A substantial wage increase for Cuba’s science and technology sector (3,000 CUP, on average) was recently announced. This is the result of structural changes taking place within State institutions that have been transformed into “companies.”
What Cuba’s mean monthly salary of 466 CUP probably conceals is that fact that there are a handful of people earning huge amounts of money while the immense majority is being paid miserable wages. This is something that Raul Castro himself had to acknowledge some years ago, when he stated that such salaries aren’t even enough to guarantee daily subsistence.
Not long ago, Vice-President Marino Murillo declared, before Parliament, that the administrative barriers in the way of wage payments would be eliminated next year, provided companies had the profits to pay such unregulated salaries.
So, what will become of subsidized Cuban entities that have no “profits”, such as cultural, health, garbage collection and education entities? It is reasonable to suspect that a less than decorous plan is in store for these, though this, of course, isn’t being announced.

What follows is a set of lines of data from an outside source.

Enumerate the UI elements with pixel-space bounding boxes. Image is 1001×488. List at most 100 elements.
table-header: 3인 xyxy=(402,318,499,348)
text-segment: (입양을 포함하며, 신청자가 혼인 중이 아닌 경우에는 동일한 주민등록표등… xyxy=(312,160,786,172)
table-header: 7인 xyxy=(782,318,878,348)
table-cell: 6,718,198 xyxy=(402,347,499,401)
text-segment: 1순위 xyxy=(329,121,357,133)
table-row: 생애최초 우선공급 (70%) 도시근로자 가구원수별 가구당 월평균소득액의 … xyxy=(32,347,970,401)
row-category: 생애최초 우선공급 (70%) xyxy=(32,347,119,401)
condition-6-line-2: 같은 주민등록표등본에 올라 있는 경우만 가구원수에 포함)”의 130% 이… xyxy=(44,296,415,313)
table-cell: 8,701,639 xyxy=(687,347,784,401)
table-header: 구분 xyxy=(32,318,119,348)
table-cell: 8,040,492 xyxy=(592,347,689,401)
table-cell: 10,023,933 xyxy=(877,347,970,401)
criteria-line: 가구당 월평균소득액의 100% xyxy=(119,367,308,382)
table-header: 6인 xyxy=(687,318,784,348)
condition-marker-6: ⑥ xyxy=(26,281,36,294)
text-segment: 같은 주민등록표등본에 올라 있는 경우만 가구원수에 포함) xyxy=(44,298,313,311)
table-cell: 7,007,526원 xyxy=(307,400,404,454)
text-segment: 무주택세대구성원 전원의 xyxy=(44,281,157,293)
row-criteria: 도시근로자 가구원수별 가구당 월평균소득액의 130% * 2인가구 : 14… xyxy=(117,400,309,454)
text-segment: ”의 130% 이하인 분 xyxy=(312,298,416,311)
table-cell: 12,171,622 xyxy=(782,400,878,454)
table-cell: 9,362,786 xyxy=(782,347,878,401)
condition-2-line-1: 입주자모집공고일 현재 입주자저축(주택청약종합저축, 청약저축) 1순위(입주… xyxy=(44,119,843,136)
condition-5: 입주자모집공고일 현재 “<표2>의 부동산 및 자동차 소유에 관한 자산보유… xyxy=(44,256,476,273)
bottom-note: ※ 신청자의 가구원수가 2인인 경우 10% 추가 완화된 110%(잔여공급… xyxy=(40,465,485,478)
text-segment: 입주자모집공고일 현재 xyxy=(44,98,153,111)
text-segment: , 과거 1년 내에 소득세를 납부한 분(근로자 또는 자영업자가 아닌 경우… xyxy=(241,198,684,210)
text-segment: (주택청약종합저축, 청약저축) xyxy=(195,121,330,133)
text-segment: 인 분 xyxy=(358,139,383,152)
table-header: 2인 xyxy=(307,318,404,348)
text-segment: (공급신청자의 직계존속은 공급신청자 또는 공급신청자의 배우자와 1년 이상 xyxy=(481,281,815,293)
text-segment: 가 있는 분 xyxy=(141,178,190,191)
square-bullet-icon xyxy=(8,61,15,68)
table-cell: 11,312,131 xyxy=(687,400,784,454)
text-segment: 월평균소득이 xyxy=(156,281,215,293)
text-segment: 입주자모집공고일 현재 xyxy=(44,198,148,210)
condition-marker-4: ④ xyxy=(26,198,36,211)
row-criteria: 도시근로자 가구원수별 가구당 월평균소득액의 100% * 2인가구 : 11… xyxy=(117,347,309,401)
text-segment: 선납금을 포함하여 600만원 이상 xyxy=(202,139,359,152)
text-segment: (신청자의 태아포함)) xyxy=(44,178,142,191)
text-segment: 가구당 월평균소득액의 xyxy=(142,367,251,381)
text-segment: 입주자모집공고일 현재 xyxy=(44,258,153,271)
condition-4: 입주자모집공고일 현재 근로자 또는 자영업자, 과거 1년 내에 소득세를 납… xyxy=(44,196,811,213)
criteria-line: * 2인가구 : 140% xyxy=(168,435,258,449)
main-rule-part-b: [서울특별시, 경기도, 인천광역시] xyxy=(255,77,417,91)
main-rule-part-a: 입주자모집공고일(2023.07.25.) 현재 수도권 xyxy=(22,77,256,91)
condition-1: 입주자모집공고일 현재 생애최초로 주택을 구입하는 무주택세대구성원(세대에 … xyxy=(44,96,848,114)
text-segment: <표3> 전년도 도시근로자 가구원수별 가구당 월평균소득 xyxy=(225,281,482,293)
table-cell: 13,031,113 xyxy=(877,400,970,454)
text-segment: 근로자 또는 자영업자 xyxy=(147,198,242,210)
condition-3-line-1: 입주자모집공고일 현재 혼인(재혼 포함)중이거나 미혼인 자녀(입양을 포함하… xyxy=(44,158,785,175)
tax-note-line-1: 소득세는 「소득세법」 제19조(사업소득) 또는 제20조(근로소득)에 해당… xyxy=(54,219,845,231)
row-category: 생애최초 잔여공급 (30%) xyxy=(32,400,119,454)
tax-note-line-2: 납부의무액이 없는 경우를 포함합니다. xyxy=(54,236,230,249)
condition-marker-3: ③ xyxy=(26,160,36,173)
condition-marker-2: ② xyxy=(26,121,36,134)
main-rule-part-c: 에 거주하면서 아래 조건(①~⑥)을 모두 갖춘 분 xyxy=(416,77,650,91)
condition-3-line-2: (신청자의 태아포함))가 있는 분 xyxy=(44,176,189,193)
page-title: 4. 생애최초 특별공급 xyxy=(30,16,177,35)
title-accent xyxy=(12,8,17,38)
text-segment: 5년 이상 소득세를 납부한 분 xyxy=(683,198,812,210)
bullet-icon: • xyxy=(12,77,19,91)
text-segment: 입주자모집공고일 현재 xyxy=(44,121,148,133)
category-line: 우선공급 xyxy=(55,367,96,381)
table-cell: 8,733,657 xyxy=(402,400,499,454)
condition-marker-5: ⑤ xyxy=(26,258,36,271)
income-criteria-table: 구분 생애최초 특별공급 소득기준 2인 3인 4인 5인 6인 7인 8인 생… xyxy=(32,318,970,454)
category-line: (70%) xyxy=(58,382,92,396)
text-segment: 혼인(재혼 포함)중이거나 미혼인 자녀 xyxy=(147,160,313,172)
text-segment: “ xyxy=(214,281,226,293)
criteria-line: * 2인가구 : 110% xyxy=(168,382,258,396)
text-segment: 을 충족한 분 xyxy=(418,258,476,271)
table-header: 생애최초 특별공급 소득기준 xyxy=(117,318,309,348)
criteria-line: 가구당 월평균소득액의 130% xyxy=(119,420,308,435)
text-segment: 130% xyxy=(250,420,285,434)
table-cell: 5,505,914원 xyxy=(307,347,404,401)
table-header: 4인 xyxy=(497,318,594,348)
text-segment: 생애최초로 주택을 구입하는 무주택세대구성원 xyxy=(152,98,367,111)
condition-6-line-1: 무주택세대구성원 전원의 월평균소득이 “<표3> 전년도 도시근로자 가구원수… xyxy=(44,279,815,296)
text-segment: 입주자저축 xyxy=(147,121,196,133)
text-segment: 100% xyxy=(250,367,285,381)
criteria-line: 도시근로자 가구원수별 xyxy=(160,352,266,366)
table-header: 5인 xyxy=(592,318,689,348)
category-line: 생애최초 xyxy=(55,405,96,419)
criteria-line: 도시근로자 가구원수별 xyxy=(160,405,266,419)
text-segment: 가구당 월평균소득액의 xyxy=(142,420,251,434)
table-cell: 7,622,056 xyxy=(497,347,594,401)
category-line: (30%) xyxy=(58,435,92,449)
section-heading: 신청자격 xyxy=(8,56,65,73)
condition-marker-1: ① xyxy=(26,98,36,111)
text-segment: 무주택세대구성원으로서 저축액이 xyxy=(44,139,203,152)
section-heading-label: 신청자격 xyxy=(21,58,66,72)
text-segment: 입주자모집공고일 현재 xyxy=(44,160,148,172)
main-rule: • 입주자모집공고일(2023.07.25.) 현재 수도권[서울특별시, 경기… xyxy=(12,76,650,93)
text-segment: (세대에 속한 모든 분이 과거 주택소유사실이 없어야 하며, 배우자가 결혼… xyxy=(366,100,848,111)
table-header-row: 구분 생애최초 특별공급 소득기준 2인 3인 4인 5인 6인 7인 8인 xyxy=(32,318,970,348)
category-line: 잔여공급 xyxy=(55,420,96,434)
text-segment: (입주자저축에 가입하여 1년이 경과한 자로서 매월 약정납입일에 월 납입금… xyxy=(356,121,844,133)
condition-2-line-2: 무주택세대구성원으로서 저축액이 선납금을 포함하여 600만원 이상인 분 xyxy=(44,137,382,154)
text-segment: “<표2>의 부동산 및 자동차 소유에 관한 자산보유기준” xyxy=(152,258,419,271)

These institutions, however, are precisely those that have earned the Cuban revolution such a “noble” image at the international level. They are also the areas referred to as “achievements of the revolution” during the recent debates surrounding the Party’s new Guidelines, when we were told cutbacks would be made in other sectors of the economy in order to maintain these.
The fact of the matter, however, is that these sectors show suspicious signs of stagnation, with the possible exception of medical services rendered abroad, while more and more conditions for the expansion of private enterprise are being slowly developed (even though officials insist that the “socialist enterprise” will be the most prevalent within the country’s economic system).
The statistics office also reports that the mean salary has been on the rise in recent years.
This information, however, is also misleading, owing to the fact that this rise in wages has been accompanied by a surreptitious rise in the price of basic products such as soap, cooking oil, rice, toilet paper, beans and others, and the elimination of a number of subsidized products.
This entails, of course, a drop in the purchasing power of the CUP which, in practice, means a drop in the salary earned by workers, who are the victims of these fluctuations, wholly at the mercy of the State.